Opi Axxium In Ontario?

La contamination par un virus du réseau de l'employeur n'est pas une faute lourde mais une faute simple

Following the contamination of the company's computer with a virus, an employee had been dismissed for gross misconduct on the ground that "gross negligence also results from his failure to notify his supervisor or department where computer technology has seen the first viruses . The employee decided to challenge this sanction before the industrial tribunal of Versailles redesignate the fault "simple negligence" by decision dated November 3, 2008.

The employer appealed the ruling. The employee, meanwhile, challenged cause of contamination of the computer network of his employer.

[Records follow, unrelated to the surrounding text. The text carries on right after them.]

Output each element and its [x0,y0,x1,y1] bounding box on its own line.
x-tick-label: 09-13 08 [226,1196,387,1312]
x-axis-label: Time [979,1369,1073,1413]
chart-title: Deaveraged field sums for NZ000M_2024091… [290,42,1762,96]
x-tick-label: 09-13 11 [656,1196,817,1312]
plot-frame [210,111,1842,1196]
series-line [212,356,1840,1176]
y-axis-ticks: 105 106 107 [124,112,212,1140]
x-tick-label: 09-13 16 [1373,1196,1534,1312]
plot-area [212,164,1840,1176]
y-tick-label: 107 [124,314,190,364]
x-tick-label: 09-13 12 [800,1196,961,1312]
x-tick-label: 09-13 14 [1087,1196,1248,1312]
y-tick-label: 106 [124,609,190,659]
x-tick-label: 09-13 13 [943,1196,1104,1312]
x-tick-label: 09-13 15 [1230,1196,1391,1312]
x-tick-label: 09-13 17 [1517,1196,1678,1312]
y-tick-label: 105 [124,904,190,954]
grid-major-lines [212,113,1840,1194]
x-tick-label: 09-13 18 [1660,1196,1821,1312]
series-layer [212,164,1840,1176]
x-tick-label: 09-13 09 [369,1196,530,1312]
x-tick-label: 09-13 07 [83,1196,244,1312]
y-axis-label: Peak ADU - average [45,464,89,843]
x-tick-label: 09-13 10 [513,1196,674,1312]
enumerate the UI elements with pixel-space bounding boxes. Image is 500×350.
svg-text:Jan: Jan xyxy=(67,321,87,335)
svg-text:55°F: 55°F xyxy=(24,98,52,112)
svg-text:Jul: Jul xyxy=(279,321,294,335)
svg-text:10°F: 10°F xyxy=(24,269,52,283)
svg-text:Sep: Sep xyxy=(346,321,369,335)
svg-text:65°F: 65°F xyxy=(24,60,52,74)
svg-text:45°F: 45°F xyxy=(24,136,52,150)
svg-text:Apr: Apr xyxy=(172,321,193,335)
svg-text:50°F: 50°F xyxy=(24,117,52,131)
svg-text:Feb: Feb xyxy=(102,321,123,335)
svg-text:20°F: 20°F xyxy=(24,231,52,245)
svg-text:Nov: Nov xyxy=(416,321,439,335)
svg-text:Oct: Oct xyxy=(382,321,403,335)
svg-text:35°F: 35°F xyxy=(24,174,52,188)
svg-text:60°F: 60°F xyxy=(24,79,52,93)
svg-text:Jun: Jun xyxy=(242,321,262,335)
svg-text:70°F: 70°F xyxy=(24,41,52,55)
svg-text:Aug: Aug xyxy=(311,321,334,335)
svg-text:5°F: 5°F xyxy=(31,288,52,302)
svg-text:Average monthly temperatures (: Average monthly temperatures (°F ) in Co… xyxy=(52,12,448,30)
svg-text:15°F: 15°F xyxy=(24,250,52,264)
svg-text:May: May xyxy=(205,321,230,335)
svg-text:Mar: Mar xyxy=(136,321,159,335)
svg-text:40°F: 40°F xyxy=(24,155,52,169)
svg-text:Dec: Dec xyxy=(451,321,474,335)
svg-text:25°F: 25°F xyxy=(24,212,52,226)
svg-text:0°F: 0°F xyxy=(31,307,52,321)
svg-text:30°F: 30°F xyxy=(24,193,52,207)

The Versailles Court of Appeal noted that " the dismissal letter of 26 September 2003 is the deterioration of the computer system of the company, 26 August 2003, following a very substantial invasion of keeping viruses out of usage, network engineers have determined that the cause came from Internet access to sites with pornographic by one employee, that research has determined that the virus came from the machine Mr. X. He is still criticized for being connected to banned sites during work hours, to have infected the whole network, not using an anti-virus or adapted warned his superiors and professionals can overcome this accident .

In terms of evidence, the judges point out that " all documents produced by the ISD establish the facts undisputed, namely the use of work computers to view pornographic sites, and the spread of a virus leading to anomalous diffusion of messages as of August 24, 2003 . The origin of this spread is certain thanks to the identifier that links these uses the computer to Mr. X. Including certificates from department show that each computer user has a personal access code "

However, the Court of Appeal of Versailles recalls the case for an employer to dismiss an employee for gross negligence
"In law, gross negligence is committed by the employee with the intent to harm his employer or business; the misconduct results from a fact or set of facts attributable to the employee constitutes a willful violation of its obligations under the employment contract or working relationship of such importance that it makes it impossible to maintain the employee in the business for the notice period, the employer must prove the existence of such misconduct, after having set in the dismissal letter, the terms set the limits of litigation. "

The judges therefore believe that" parts do not characterize the intent to injure the employee, his statements to police, reinforced by the audit report of the computer speaker, revealing instead that the virus was done in a few days and that Mr. X had advised the department that received an abnormal number of messages " .

Especially, " the summary table produced by the ISD for only the period between June and August 2003, and it confirms the high rate of downloading from the computer of Mr. X, it also reveals the existence of downloads after his layoff, and a high rate of downloads in the society, including during the months of July and August 2003, during which Mr X was absent for several weeks "

Thus, the Court of Appeal of Versailles," the Labour Court of Versailles was a fair assessment of the facts stating that it was not established that he voluntarily introduced computer virus with the intention to cripple the corporate network, that in good faith, being a service company computer, he might have thought itself immune from such an infection and that the consultation website on the workplace during working hours, was likely to be a real and serious cause for dismissal .

The Versailles Court of Appeal confirms that the dismissal of employee was not justified by gross negligence, but a real and serious cause (simple negligence).